I'd also like to say that, your blog and personal belief(s) aside, I don't really understand why there's this giant carb-phobia. People hundreds of years before us; hell, people on different continents have carbs as a STAPLE of their diets, yet they have nowhere NEAR the level of obesity that the U.S. does. Perhaps I'm misguided (and, as you said, a lot is to be said for personal metabolism, etc), but look at the level of sedentary individuals we have and the saturation--no pun intended--of fast-food, fast-food advertising, and levels of preservatives in our foods. I'm willing to wager that this plays a large role in our burgeoning waistlines.

Also, if you're in the mood for a well-informed and stated op-ed piece on the Agriculture industry, please read Nick Kristof's letter to President Elect Obama:
http://tr.im/25xv

Tracey said...

I agree that all the things you mention contribute to weight as well, and I don't think low-carb is necessarily ideal or needed for everyone, but in my personal experience, it's really helped me out.
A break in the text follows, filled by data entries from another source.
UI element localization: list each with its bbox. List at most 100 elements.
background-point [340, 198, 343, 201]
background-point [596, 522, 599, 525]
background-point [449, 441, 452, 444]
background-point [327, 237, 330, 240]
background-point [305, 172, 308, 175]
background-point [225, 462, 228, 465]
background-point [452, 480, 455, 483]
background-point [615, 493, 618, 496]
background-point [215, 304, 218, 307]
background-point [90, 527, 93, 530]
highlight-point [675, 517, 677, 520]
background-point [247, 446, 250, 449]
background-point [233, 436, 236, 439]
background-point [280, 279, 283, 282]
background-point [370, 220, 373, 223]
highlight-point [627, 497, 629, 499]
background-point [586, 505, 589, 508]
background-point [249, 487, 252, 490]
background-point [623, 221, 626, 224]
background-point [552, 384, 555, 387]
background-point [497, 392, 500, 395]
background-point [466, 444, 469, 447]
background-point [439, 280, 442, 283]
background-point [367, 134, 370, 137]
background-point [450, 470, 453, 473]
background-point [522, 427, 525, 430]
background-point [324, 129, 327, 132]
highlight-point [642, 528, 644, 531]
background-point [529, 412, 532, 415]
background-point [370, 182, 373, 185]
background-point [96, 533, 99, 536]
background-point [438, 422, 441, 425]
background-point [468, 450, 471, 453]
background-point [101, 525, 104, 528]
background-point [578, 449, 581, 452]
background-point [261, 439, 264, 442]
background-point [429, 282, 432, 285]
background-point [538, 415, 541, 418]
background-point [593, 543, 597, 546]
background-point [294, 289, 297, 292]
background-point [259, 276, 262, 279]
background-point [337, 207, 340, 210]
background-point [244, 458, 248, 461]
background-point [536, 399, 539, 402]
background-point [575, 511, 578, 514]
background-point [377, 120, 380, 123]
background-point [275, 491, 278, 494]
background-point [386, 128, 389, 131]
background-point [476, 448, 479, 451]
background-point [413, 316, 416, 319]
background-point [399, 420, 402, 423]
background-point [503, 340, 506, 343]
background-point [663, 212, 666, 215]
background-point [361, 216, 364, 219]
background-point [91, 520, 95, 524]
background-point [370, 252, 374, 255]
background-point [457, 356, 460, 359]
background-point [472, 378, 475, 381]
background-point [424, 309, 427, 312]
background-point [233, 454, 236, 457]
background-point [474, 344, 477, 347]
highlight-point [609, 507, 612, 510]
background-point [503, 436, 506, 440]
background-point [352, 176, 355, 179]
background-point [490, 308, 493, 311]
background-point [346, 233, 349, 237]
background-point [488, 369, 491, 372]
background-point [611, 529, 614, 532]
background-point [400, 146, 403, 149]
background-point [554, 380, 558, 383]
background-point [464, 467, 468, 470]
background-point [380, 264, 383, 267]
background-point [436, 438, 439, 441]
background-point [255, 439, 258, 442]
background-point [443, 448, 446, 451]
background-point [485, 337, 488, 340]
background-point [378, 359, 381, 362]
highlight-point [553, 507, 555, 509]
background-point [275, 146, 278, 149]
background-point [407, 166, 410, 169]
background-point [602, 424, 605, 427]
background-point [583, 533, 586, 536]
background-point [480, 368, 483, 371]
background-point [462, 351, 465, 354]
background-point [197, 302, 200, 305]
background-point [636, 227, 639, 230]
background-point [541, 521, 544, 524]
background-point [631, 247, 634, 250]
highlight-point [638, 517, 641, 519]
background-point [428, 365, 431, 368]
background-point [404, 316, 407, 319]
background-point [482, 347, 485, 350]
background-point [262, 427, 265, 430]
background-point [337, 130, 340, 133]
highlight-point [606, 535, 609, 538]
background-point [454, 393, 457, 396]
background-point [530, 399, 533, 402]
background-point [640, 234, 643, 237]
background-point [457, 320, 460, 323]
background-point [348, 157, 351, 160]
Aside from the forty pounds I lost, there's a lot of evidence that the insulin spikes caused by sugar and starch contributes to tons of health problems, and keeping my blood sugar level through avoiding carbs and sugar makes me feel better, have more energy, keeps me from craving bad-for-me foods and then stuffing myself on them. It's also helped my dad eliminate his need for insulin shots and blood pressure medicine, and his doctors tell him he's healthier now than ever.

I know that carbs have been a huge component for lots of diets in the world, and I don't have all the answers to explain that -- whether or not it comes down to our culture's activity levels or amount of consumption or whatever -- but for me, eating low carb has been the simplest way for me to incorporate lots more fresh and healthy foods into my diet while avoiding refined stuff.

I guess I don't think there is much of a "carb-phobia" out there. Not anymore, at least. If there was, I think it would be easier to find legitimately low carb stuff to eat at restaurants, instead of a bunch of "diet" options that are just low fat or low calorie.